Рядом лежала изрубленная туша какого-то неизвестного кровососа. Забавно, что при виде меня он начал убегать. Однако выдрать глаз как-то умудрился — чего только со страху не сделаешь.
— Ха-ха-ха… ХА-ХА-ХА-ХА, — смеялся я, не имея сил даже воспользоваться регенерацией.
Начинался дождь.
— Арима мёртв… Витас мёртв… Маркус мёртв… и ради чего… как же я устал за сегодня…
Превозмогая боль, нащупал в кармане изодранного плаща телефон и набрал номер Линя.
— Да, — говорил я, осознавая насколько же у меня мёртвый голос, — да… я на крыше… вертушку? Совсем что ли? А, если Стаса, то ладно… жду…
Сбросил телефон и отрубился.
– ***, проснись!
Пришёл в себя уже на квартире Линя, лёжа на кожаном диване. Тот сидел рядом, с чашкой кофе в руках, и улыбался, глядя на меня:
— Повезло тебе, Аки.
— Куда мой глаз дели, — ощупывая впадину, поинтересовался я.
— Вот, чуть глубже, — Линь направил мои пальцы. — В отличие от всего тела он будет долго восстанавливаться.
— Ну, хоть не правый, — хмыкнул я, когда Линь протянул мне белую медицинскую повязку.
Мы с Линем долго смотрели друг на друга в полном молчании, пока он не решил нарушить его:
— Завтра похороны Аримы.
XXVII
В этот день был дождь, сильный, не прекращающийся ни на минуту.
В три часа дня мы были на южном кладбище. Нас было немного: Я, Линь, Луизи, несколько человек из отдела, в том числе Стас с Даней, и Нана. Мы стояли у серого могильного камня, на котором было высечено: «Арима Оросаки, 97–124 гг.».

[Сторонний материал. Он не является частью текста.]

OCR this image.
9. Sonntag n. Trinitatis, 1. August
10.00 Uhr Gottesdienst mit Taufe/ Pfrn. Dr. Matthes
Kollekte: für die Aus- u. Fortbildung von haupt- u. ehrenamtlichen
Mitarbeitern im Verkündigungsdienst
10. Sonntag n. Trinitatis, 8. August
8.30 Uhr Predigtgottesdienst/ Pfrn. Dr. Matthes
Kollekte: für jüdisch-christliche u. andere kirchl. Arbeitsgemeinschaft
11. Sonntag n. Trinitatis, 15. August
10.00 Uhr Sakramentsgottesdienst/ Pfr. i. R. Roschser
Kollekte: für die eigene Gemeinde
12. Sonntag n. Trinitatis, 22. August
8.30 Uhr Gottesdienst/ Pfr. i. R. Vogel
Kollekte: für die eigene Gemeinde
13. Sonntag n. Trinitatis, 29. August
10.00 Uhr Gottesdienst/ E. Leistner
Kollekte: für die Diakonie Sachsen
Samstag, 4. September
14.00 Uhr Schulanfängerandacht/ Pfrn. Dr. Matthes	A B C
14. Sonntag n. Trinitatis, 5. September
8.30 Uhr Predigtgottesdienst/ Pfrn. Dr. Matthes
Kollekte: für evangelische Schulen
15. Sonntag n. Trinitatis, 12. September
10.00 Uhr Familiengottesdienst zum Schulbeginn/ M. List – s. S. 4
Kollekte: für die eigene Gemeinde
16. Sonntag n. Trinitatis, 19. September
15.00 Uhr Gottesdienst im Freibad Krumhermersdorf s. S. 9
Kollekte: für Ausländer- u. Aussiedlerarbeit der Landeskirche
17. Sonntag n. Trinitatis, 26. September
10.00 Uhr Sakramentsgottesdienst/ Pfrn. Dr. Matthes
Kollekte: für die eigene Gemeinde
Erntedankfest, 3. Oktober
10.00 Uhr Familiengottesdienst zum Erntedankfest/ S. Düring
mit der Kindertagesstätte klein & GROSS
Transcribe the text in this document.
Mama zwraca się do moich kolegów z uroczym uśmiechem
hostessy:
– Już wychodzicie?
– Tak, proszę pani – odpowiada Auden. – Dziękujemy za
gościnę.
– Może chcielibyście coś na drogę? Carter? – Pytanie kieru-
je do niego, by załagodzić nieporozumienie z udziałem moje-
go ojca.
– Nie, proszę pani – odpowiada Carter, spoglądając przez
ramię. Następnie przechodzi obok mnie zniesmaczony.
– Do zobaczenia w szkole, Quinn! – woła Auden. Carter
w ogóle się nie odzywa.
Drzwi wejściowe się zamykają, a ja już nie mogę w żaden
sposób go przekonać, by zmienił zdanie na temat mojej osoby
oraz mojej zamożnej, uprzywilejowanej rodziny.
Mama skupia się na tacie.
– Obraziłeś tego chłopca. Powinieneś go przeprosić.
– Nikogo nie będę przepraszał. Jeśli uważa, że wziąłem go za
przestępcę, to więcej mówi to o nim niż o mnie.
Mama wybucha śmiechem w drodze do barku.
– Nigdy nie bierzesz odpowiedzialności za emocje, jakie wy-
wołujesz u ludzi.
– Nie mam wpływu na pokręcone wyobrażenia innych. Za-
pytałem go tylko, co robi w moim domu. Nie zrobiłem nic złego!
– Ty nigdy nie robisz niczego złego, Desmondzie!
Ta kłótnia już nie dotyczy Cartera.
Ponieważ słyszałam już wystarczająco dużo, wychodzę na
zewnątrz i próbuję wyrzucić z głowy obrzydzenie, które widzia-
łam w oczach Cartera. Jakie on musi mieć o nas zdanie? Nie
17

— Арима, — начал свою речь Линь, стоя подле свежей могилы, — был самым ответственным, самым чутким и верным. Нет в нашем отделе человека, превосходившего его в этом. Пусть Арима и не был выдающимся магом, он стал выдающимся другом…
«Отец» был в строгом чёрном костюме, а в руках его — красные паучьи лилии, стойко переносившие разящие капли ледяного ноябрьского ливня. Линь говорил ни тихо, ни громко. В словах его, лидера, главы отдела, не было слабости, не было потерянности. Но слова его не были взяты из списка тех речей, что заготавливают заранее. В них не было дежурности, отстранённости. Линь говорил так, словно прощался с близким для себя человеком. И эти его слова болью, тупой, оседающей, отзывались в сердце каждого.
Кто-то смотрел в небо, ища в нём ответы на смыслы бытия, кто-то вглядывался в землю, а кто-то, как Стас и Даня, курил в стороне, ни далеко, ни близко от остальных. На лицо каждого упала тень тихой грусти. Лишь Нана, придерживаемая младшей сестрой, заливалась глухими рыданиями.